In cardiovascular medicine, therapeutic decisions hinge on easily accessible indicators, such as ventricular ejection fraction (EF) and blood pressure (BP). While these metrics have stood the test of time, offering a snapshot of the current hemodynamic state of the heart and vascular system, there is a widespread acknowledgment among experts that they provide only a partial view of the true physiological intricacies of an individual's cardiovascular system. Why do BP and EF continue to rank among the most frequently used biomarkers? The answer lies in their practicality in clinical use.

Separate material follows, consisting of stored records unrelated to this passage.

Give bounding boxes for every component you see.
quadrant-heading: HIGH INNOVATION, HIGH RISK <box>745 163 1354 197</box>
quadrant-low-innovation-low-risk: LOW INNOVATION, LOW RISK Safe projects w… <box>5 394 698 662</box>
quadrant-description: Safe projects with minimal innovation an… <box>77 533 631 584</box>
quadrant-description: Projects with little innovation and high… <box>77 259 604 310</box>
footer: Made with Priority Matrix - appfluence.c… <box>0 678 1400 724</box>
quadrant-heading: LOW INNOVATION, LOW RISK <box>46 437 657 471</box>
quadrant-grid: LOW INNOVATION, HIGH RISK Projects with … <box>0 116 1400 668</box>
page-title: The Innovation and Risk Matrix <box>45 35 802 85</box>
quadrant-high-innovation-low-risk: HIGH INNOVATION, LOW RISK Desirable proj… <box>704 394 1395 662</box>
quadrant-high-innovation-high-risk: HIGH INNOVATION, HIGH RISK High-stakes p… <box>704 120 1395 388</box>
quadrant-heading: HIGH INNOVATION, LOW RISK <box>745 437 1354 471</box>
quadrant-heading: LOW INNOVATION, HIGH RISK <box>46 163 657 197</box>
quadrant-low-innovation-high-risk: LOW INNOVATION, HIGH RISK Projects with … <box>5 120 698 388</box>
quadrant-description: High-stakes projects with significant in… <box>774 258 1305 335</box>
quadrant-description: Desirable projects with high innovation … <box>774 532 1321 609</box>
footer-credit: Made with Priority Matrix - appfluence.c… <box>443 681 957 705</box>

Therefore, there exists a pressing need for convenient, non-invasive, and cost-efficient predictive methodologies to assist the clinician with cardiovascular assessment. This talk will present original predictive algorithms suitable for estimating major cardiovascular biomarkers from commonly measured clinical data. In particular, we will talk about monitoring tools that advance non-invasive methods for estimating central hemodynamics, including aortic systolic BP and cardiac output, by employing an innovative inverse problem-solving technique and leveraging measurements of cuff pressure and pulse wave velocity. Supervised learning may further enhance the precision of these estimations, offering a promising, time-efficient alternative for monitoring these critical parameters. Additionally, we will addresses the non-invasive prediction of end-systolic elastance (Ees), a key indicator of left ventricular systolic function. By incorporating EF and clinically relevant systolic time intervals, we can demonstrate significant improvements in the accuracy of Ees estimation, paving the way for a practical and easily implementable method to assess left ventricular function. Furthermore, we will present a novel approach utilizing the morphology of brachial BP waveforms and convolution neural networks to predict Ees and will test its accuracy on a synthetic population of virtual subjects. This new technique shows remarkable promise, providing accurate predictions across a wide range of contractility values and loading conditions. The talk will also focus on ways to enhance the assessment of global and local indices of arterial tree’s elasticity with the use of pressure data from multiple arterial locations. These advancements represent a significant leap forward in non-invasive hemodynamic monitoring, with potential applications ranging from efficient clinical assessments to integration into wearable technologies.
About the Speaker
Dr. Vasiliki Bikia is a Postdoctoral Researcher in the Bioengineering Department, at the Swiss Federal Institute of Technology, Switzerland. She specializes in non-invasive cardiovascular health assessment and develops clinical and digital monitoring tools, driving advancements in machine learning for improved patient management. She received her Advanced Diploma degree in Electrical and Computer Engineering with honors from the Aristotle University of Thessaloniki (AUTH), Greece, in 2017, and her Ph.D. degree in Bioengineering from the Swiss Federal Institute of Technology of Lausanne, Switzerland, in 2021, respectively.
Her research interests include machine learning, non-invasive health monitoring, clinical language models, digital biomarkers, and physiological ageing. Dr. Bikia is developing new methods to assess cardiovascular health via the prediction of key hemodynamic and cardiac parameters. She developed a novel modelling approach to predict mean aortic flow from readily available physiological data, facilitating non-invasive, continuous monitoring inside and outside the clinic. In addition, she is working on biomedical applications in the fields of patient-specific physic-based modelling, synthetic data generation, and enhanced prediction of patient outcomes via multimodal integration of clinical data and language representations.
Dr. Bikia is an active member of the wider academic communities, including IEEE, the Artery Society, and the European Network for Research in Vascular Ageing.